Sunday, November 20, 2011

Keep Them Occupied

When the Egyptian masses and a small US-funded revolutionary organization were able to bring change to the Middle East throughout the Arab Spring, I became completely enamored with the idea of a new global century, something that I have advocated for decades. I was so caught up in the moments that I had to see for myself. For the past six months, I have been traveling throughout the Middle East and Southern Europe and seeing first hand the changes that are taking place in this world. The old yoke of what is being lifted and new horizons are, for the first time, opening to welcome us.

I have returned to what does indeed seem to be the evil twin of the Arab spring: the Occupy movement in the United States. Independently funded and completely defying the expectations of conventional sanctioned dissent in the US, the Occupy Wall Street movement has spread throughout the country, and the state has been prudent in sub-contracting the anti-protest security arrangements to Xe. I had warned against these developments in GCP and in my talk at the 2011 Private Property Summit last January in Washington, where I argued that having paved the way for a veritable coup d'etat in the realm of property, many were now comfortably laying back and letting their guard down as the dominoes began to fall. Somebody is going to have to clean up all these dominoes.

The guardians of the gates, asleep at the wheel of progress, half-mindedly criticize the Occupy Wall Street folks saying that they are unemployed, useless parasites, who don't want to work, of course, playing right into their strategy of highlighting the fact there has been no appreciable job growth since the beginning of this whole thing back in the 1980s.
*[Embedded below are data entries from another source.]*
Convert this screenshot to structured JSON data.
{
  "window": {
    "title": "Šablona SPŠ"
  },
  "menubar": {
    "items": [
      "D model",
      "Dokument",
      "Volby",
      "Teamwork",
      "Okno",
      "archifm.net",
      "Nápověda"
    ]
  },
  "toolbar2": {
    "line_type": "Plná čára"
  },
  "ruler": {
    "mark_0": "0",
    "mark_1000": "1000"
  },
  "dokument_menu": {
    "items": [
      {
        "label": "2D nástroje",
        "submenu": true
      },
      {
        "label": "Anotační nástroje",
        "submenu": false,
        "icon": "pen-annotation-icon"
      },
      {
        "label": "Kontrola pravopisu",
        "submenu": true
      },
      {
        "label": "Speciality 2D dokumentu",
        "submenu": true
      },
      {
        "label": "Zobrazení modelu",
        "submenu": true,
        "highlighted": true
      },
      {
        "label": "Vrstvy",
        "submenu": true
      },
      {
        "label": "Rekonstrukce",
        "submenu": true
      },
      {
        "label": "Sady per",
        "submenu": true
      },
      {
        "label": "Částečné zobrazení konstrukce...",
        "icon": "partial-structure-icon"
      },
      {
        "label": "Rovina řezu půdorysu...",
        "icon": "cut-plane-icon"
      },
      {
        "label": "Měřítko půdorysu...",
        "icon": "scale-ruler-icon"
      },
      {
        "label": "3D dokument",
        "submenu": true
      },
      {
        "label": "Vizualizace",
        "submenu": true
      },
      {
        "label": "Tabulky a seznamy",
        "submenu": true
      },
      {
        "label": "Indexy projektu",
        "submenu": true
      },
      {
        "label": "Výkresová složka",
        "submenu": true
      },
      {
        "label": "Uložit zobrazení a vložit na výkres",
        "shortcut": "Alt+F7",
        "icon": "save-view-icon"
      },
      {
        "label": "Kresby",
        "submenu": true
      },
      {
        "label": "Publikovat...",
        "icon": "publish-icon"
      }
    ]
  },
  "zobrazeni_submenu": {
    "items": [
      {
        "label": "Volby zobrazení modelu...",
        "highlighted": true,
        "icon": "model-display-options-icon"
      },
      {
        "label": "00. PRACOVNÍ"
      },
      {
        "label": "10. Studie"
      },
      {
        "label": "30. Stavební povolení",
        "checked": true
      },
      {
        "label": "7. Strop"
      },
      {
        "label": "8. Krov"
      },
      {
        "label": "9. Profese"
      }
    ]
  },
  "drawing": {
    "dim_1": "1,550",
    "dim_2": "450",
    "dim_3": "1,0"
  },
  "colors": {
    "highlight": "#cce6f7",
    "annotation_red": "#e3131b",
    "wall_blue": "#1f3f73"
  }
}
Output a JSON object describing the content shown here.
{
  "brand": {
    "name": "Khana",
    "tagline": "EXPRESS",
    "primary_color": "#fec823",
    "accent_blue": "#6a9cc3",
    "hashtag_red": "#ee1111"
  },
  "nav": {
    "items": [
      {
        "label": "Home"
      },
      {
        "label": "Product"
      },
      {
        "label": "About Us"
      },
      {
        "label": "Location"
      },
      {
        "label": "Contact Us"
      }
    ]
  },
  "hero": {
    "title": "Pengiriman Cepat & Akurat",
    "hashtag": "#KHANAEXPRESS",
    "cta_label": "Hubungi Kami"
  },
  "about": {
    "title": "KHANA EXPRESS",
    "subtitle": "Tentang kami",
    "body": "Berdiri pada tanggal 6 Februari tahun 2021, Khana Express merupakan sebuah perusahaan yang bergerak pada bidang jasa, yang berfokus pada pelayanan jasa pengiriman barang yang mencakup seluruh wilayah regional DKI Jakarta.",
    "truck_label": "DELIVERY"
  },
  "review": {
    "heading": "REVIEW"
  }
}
If we keep drawing attention to this fact, it will be game, set, match.

Nobody wants to see a change in the course, and our position is far too strong for us to compromise. Criticizing these young protesters for their "uselessness" and "unemployment"--the very purpose for which we've long striven--is tantamount to the infamous adage of "let them eat cake." Don't give them the satisfaction of throwing it in our faces. Call it what it is. A revolutionary awakening and a movement against the imbalance of the status quo. A movement that will never be allowed to succeed.